Les gens affluaient par dizaine et bientôt l’église serait pleine à craquer. Il vit son comparse Arkhams entrer dans l’édifice religieux d’un pas d’homme important avec l’air crispé qu’il avait lorsqu’il contenait sa joie, et celle-ci en ce jour doré avait atteint son summum. Astre resta dehors encore quelques instants, profitant de la douce lumière qui réchauffait aussi bien son corps que son âme. Il siffla entre les dents, entendant la voix du Chambellan porter jusqu’au dehors. « Populace, vous êtes invités au mariage du Seigneur et futur roi d’Hyrule. » Astre risqua un œil à l’intérieur et vit certaines mines peu prudentes sur lesquelles se peignaient une ironie violente vis-à-vis des mots « futur roi d’Hyrule ». Le Chancelier, de tout son orgueil, sourit lui aussi.

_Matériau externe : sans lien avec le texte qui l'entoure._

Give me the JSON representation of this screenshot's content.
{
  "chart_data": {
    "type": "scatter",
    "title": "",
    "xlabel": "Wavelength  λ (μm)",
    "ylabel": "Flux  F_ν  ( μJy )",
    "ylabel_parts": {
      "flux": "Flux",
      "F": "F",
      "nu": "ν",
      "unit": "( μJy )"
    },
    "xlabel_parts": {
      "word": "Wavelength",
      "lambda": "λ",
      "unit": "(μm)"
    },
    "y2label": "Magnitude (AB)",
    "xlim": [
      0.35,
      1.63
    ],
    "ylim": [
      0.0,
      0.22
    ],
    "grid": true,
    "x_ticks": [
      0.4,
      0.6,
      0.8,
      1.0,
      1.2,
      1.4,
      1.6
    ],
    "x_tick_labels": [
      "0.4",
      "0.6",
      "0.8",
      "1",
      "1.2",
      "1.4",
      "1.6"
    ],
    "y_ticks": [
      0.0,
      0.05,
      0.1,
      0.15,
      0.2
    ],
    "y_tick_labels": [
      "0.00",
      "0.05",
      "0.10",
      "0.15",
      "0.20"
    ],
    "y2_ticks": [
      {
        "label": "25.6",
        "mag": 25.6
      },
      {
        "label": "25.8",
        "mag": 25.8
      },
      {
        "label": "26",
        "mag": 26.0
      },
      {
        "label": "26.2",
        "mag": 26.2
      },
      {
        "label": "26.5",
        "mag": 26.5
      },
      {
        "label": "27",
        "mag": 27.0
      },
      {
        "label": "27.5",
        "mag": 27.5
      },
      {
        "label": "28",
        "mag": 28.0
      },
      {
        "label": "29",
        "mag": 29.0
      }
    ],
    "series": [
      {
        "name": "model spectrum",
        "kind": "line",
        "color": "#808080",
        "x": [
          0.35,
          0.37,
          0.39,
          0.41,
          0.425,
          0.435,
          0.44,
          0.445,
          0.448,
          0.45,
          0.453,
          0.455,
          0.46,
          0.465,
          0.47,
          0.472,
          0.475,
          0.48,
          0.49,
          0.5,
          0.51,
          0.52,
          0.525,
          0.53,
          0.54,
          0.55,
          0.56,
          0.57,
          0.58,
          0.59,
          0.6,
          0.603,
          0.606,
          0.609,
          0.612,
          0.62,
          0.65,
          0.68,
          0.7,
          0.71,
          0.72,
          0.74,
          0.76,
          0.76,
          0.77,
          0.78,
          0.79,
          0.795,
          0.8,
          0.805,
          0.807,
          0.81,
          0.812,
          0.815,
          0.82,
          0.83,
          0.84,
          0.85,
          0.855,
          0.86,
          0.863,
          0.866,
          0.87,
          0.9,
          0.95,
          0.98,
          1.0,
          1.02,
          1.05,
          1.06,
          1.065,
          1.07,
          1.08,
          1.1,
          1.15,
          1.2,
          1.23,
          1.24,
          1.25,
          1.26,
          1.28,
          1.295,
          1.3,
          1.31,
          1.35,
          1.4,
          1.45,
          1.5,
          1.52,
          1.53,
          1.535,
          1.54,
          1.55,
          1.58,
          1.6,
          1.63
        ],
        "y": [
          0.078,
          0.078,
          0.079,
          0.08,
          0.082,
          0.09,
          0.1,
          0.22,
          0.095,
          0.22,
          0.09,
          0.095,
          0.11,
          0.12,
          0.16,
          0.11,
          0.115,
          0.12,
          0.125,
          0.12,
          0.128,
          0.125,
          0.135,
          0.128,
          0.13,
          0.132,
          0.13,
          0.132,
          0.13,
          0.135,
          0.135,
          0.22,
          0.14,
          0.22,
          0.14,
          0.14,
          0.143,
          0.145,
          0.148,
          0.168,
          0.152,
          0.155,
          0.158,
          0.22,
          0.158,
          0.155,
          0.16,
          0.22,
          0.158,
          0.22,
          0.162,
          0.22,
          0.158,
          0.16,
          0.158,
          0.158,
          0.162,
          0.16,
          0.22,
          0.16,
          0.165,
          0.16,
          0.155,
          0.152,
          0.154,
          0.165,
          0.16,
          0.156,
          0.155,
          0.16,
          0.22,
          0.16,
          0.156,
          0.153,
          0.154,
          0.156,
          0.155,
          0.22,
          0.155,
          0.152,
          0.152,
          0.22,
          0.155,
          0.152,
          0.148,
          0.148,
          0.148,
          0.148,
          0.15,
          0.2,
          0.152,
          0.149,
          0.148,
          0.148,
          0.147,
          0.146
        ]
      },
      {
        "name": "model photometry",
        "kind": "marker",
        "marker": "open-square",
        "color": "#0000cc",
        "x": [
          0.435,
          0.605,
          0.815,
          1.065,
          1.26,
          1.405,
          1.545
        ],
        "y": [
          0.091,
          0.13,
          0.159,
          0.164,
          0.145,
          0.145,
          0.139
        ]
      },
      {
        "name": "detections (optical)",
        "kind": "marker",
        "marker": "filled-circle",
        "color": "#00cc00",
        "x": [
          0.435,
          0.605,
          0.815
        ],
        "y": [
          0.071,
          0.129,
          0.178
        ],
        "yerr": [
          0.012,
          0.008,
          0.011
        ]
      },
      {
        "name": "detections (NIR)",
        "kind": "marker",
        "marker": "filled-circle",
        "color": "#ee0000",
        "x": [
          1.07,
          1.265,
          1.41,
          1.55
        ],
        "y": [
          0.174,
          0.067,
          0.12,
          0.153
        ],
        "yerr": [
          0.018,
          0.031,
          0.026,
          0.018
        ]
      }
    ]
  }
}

Ils verraient bien assez tôt, lorsque leur sourire se transformerait en grimace de douleur. Plongeant une main sous sa tunique, Astre se gratta sans ménagements le dos. Quelque chose l’avait piqué, et le bouton irrité poussait déjà sous le soleil, le sénéchal le sentait grandir sous ses doigts fins. Il vit la coupable, une vilaine guêpe au blason or-ébène, et du pouce et de l’index il supprima l’insecte, lentement, le regard concentré.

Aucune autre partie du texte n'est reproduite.